Half of unaccompanied child migrants reassessed by Kent County Council last year were found to be adults, according to figures obtained under Freedom of Information laws — raising serious concerns about the integrity of age verification processes for small boat arrivals.
Of 19 so-called child migrants placed in the care of Kent County Council who were retested in 2025 after frontline staff raised doubts about their true ages, ten were determined to be adults, The Sun can reveal. The individuals had been due to be placed in foster care or children’s homes as minors.
Kent is at the centre of the issue because the majority of small boat migrants arrive off the coast of Dover, giving the local authority a legal duty to care for any unaccompanied minors who arrive illegally. The council had 2,656 child migrants in its care in 2025.
Shadow Home Secretary Chris Philp said the findings were deeply troubling. “It is completely wrong. This puts children already in foster or children’s homes in danger,” he said. “We have seen absurd cases where illegal immigrants, including a Sudanese man with a receding hairline and facial hair, pretend to be children when clearly adults. This will only get worse now Labour’s Borders Act has passed, which no longer allows illegal immigrants to be treated as over-18 if they refuse to take an age assessment test.”

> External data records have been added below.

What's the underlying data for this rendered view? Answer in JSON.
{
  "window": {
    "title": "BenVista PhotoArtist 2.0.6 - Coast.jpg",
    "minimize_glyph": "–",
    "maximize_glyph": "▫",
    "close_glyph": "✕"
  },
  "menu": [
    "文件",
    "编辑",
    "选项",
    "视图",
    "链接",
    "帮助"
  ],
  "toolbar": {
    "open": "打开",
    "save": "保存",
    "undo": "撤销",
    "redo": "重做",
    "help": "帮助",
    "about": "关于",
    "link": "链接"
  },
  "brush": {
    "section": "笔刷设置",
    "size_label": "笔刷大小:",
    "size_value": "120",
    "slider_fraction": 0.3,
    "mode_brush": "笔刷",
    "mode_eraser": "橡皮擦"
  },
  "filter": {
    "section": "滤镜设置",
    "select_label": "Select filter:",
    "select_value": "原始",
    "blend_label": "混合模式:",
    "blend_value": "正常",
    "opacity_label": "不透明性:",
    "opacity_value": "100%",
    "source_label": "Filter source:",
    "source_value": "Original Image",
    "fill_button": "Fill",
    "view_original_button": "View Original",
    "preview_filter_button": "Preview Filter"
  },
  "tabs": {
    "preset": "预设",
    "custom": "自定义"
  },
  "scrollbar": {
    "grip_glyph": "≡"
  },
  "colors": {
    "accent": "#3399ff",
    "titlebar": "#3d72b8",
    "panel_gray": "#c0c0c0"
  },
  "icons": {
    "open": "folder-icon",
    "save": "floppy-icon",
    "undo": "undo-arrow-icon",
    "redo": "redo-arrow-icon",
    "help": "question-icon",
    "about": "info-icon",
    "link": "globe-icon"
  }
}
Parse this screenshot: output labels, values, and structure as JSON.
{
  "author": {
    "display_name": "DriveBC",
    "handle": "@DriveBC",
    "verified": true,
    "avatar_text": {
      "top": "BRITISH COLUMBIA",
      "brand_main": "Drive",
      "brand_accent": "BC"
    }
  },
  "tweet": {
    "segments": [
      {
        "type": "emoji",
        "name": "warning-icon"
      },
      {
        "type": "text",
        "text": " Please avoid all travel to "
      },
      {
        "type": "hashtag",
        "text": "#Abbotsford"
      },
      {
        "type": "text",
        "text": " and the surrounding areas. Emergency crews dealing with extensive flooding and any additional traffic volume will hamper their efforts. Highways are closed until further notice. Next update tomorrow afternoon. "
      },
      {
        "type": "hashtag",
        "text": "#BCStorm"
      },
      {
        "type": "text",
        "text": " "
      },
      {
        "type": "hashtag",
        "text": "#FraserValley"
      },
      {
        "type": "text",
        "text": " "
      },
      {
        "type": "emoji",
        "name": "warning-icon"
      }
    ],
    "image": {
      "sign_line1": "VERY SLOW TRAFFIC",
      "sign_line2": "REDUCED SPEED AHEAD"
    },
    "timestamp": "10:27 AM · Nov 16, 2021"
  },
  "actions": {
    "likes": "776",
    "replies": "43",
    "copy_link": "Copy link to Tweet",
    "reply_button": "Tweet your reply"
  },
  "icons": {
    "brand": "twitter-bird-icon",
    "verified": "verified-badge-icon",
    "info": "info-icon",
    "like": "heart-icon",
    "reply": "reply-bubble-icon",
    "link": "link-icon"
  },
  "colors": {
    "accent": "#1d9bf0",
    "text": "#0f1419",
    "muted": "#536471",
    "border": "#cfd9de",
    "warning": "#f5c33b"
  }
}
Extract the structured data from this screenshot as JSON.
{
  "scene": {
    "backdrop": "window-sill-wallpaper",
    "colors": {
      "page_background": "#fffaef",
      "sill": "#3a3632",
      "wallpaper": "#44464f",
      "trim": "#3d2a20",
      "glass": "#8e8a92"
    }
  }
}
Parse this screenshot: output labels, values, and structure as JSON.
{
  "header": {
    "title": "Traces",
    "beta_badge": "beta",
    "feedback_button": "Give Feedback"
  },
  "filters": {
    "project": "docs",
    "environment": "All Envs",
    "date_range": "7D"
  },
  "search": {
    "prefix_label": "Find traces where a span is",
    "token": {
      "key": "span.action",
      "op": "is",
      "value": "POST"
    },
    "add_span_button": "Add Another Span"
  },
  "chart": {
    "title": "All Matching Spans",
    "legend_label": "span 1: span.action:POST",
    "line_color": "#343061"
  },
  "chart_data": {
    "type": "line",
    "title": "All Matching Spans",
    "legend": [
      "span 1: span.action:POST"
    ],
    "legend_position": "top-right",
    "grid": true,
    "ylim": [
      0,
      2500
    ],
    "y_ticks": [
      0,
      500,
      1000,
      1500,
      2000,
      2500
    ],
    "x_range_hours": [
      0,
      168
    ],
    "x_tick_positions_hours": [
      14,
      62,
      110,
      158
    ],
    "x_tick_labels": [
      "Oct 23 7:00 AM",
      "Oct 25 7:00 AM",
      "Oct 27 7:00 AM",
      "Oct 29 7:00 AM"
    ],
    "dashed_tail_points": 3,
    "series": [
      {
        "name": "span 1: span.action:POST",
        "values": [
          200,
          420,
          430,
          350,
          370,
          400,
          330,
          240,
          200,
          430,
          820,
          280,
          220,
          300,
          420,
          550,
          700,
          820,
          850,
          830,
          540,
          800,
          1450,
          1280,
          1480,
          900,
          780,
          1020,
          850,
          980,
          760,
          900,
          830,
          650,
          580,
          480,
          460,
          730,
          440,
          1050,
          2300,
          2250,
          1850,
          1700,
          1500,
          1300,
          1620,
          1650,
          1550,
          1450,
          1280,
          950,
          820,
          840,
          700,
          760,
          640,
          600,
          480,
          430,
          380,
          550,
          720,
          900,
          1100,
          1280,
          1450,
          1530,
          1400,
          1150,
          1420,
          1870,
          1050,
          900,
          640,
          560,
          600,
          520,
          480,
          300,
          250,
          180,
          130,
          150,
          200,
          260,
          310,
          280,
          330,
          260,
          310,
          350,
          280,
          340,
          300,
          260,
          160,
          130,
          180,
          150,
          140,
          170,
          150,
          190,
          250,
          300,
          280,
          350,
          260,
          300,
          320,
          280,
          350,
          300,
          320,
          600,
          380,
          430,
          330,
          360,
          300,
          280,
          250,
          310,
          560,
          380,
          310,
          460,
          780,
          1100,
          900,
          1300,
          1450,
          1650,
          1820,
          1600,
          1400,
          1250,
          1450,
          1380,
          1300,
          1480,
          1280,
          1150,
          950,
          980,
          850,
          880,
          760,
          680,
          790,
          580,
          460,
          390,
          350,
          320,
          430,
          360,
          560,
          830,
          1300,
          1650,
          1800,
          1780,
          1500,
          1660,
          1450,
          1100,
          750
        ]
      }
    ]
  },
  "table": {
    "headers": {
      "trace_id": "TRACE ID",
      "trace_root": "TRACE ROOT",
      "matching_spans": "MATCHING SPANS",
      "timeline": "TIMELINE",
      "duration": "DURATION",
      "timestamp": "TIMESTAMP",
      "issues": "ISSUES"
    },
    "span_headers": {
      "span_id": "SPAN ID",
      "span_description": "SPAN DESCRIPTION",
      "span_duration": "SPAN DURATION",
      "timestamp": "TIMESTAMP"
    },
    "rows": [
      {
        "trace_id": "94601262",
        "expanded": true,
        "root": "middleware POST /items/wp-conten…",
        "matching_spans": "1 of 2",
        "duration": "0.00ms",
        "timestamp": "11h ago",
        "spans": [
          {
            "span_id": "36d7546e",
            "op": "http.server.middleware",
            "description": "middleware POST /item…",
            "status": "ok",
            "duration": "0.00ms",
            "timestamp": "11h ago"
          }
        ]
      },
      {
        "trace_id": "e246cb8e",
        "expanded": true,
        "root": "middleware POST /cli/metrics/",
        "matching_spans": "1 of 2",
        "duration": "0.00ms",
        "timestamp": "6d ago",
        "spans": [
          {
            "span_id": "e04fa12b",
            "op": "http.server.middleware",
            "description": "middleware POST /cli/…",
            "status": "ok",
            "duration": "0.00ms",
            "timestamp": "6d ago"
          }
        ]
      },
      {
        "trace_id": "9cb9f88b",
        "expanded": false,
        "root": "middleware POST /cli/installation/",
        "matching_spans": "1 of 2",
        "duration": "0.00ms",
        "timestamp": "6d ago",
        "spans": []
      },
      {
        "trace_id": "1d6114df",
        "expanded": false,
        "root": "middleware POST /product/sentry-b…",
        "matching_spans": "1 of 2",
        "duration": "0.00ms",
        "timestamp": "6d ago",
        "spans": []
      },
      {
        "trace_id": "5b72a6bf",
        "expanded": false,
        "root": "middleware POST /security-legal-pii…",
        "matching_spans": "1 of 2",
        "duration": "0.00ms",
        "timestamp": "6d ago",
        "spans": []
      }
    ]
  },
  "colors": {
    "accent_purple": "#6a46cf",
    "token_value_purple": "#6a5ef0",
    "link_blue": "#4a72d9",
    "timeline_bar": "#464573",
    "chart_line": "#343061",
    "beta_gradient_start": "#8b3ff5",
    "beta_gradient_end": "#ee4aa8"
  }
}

The last point refers to a provision in the recently passed legislation that critics argue removes a key safeguard — previously, an individual who refused to undergo an age assessment could be treated as an adult by default. That option is no longer available under the new law.
The Home Office said in response: “The safety and wellbeing of children in care is paramount. We have robust processes to verify and assess an individual’s age. We will continue to modernise and strengthen that process in coming months by testing Facial Age Estimation technology.”